2019 Legislation Impact on Your Business
by Ryan Gilliland, Government Relations Officer
Not surprisingly, work in Washington tends to run in the context of election cycles. The 2020 race will have a universal chilling effect on active legislation in 2020. In the case of the Senate, even a “quick” impeachment trial is likely to consume significant floor time. More succinctly, consider that 2020 Congressional schedules indicate Congress will be in session only 29 days in the final five months of 2020.
Compounding these dynamics, the daily drumbeat of partisan pugilists has a way of lulling us into complacency. News cycles are increasingly driven by click rates and intellectual junk food—and make no mistake, people eat the stuff, or they wouldn’t keep selling it! However, it’s important to recognize that in the background there’s still critical decisions being made on a daily basis. In the absence of Congressional action, or at the direction of Congress, regulatory agencies are extraordinarily active.
We shouldn’t sell Congress short, either. They’ve still got the checkbook, and regulators still want to stay out of congressional crosshairs. That’s why it’s important to stay dialed in, even if it means digging a little deeper to keep an eye on what’s being issued or under consideration at the regulatory agencies.
The back half of 2019 was particularly busy, as the full shape of last year’s landmark legislation, The Economic Growth, Regulatory Relief, and Consumer Protection Act of 2018 (S. 2155), comes into focus. Agencies are issuing or have issued significant guidance on the Community Bank Leverage Ratio (CBLR), Current Expected Credit Loss (CECL) standards, Community Reinvestment Act (CRA), brokered deposit rules, and Industrial Loan Charter (ILC) applications among many others.

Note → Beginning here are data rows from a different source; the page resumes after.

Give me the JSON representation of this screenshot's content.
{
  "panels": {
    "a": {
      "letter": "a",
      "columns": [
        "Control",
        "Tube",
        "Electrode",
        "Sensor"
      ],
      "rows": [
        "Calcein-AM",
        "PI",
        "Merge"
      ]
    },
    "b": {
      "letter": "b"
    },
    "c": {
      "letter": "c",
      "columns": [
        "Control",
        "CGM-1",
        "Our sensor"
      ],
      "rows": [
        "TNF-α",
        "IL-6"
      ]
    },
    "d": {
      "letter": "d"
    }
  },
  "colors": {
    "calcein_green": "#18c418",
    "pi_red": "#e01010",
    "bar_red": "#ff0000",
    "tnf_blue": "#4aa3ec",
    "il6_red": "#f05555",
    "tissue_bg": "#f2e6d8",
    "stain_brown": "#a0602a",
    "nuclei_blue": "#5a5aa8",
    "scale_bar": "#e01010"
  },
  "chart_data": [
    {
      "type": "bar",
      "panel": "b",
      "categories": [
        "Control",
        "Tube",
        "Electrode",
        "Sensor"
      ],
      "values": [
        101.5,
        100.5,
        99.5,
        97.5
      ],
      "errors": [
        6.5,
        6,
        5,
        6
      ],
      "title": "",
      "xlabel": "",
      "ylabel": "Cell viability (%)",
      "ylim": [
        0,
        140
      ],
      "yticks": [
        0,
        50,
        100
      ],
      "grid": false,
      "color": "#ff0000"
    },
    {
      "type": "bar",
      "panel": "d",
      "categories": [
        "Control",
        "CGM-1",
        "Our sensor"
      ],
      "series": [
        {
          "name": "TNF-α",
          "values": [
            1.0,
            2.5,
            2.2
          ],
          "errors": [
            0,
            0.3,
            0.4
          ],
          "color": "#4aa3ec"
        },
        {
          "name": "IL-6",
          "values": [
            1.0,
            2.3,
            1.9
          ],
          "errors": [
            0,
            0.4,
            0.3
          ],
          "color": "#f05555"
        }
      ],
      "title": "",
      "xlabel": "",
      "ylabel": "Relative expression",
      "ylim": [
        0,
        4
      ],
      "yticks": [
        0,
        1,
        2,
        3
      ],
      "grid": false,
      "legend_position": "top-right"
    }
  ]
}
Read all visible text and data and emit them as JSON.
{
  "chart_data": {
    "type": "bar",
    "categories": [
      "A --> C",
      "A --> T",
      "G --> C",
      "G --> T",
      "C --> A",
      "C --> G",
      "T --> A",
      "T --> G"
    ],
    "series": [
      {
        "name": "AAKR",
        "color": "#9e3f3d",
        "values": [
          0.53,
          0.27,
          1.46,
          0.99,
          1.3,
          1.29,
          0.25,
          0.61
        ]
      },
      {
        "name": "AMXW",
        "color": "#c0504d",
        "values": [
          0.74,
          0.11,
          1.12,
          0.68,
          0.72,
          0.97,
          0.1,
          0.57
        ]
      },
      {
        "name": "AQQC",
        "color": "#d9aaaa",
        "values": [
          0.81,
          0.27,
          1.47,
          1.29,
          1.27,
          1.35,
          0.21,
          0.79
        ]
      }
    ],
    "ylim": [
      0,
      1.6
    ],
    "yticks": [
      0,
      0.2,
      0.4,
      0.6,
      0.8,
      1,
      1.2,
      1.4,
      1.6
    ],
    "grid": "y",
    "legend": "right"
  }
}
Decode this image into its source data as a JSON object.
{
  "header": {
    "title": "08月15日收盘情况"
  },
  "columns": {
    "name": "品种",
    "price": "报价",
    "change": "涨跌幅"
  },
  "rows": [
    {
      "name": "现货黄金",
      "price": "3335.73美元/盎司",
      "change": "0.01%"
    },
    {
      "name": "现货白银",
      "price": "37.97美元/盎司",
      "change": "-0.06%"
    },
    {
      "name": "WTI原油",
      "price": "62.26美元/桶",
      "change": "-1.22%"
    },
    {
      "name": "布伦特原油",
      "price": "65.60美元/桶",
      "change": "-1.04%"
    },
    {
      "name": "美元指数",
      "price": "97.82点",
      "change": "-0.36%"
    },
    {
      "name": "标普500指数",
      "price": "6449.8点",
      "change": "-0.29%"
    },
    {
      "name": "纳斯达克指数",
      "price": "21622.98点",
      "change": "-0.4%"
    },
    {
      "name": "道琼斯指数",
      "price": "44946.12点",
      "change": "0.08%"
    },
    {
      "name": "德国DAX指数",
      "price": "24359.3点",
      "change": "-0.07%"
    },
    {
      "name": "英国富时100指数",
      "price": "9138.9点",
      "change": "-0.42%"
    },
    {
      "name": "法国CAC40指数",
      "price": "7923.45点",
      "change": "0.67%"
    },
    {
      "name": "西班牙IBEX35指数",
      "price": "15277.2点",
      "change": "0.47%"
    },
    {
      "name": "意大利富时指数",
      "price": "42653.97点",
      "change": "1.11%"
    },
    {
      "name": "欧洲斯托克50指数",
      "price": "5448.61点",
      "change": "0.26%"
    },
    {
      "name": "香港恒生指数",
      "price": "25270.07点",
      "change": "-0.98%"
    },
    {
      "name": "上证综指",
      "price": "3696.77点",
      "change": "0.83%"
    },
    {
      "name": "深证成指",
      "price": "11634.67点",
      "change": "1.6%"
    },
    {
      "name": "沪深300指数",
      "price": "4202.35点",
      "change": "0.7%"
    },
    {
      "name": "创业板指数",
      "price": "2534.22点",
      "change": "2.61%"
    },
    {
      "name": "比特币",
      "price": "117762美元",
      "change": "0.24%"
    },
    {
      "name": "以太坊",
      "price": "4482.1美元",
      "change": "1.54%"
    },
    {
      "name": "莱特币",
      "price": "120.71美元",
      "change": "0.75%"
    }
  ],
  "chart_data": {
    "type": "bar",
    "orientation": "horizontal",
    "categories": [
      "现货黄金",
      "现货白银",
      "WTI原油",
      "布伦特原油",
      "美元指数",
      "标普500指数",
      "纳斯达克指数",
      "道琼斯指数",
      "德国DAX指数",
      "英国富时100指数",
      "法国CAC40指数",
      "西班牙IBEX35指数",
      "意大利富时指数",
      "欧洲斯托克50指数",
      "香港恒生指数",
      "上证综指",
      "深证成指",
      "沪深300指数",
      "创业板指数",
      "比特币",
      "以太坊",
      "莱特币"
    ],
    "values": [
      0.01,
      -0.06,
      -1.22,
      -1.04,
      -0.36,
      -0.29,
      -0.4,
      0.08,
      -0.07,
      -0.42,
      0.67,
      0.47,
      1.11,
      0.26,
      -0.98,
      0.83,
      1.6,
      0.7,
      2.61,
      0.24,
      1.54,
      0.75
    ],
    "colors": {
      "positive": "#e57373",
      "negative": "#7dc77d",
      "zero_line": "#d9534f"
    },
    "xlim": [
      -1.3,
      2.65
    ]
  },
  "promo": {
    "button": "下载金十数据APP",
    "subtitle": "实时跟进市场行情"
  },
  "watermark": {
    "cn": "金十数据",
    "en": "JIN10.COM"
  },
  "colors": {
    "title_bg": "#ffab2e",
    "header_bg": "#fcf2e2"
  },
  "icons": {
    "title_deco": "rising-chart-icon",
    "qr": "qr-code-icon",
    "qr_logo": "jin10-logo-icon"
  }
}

Additionally, the Treasury has rolled out a proposed set of guidelines to significantly reform the housing finance landscape. Fannie Mae and Freddie Mac will be a point of emphasis for both the Treasury and the Federal Housing Finance Agency (FHFA) in 2020. Those agencies worked out an agreement in September to allow both Fannie and Freddie to begin re-capitalizing for the first time since they were placed in conservatorship during the housing crisis. As part of the broader housing reform plan, the Treasury also recommended that Congress investigate membership rules for the Federal Home Loan Banks—and the FHFA has signaled it will release a Request for Input (RFI) early in 2020 to learn more about FHLBank membership.
In aggregate, as fashionable as the idea of a “do nothing” era might seem on the surface, the reality is it’s an important time to dig in. You might be surprised what you find. For instance, just a few weeks ago the Federal Reserve released a comprehensive report on rural lending based on listening session across the country. That kind of resource is useful in helping validate the things we all anecdotally observe, and help tell the story of why community lending is so critical.
We’re proud to be your partners in that work, and hope you’ll continue to let us know how we can help you to ensure our policy landscape benefits our cooperative partnership with you.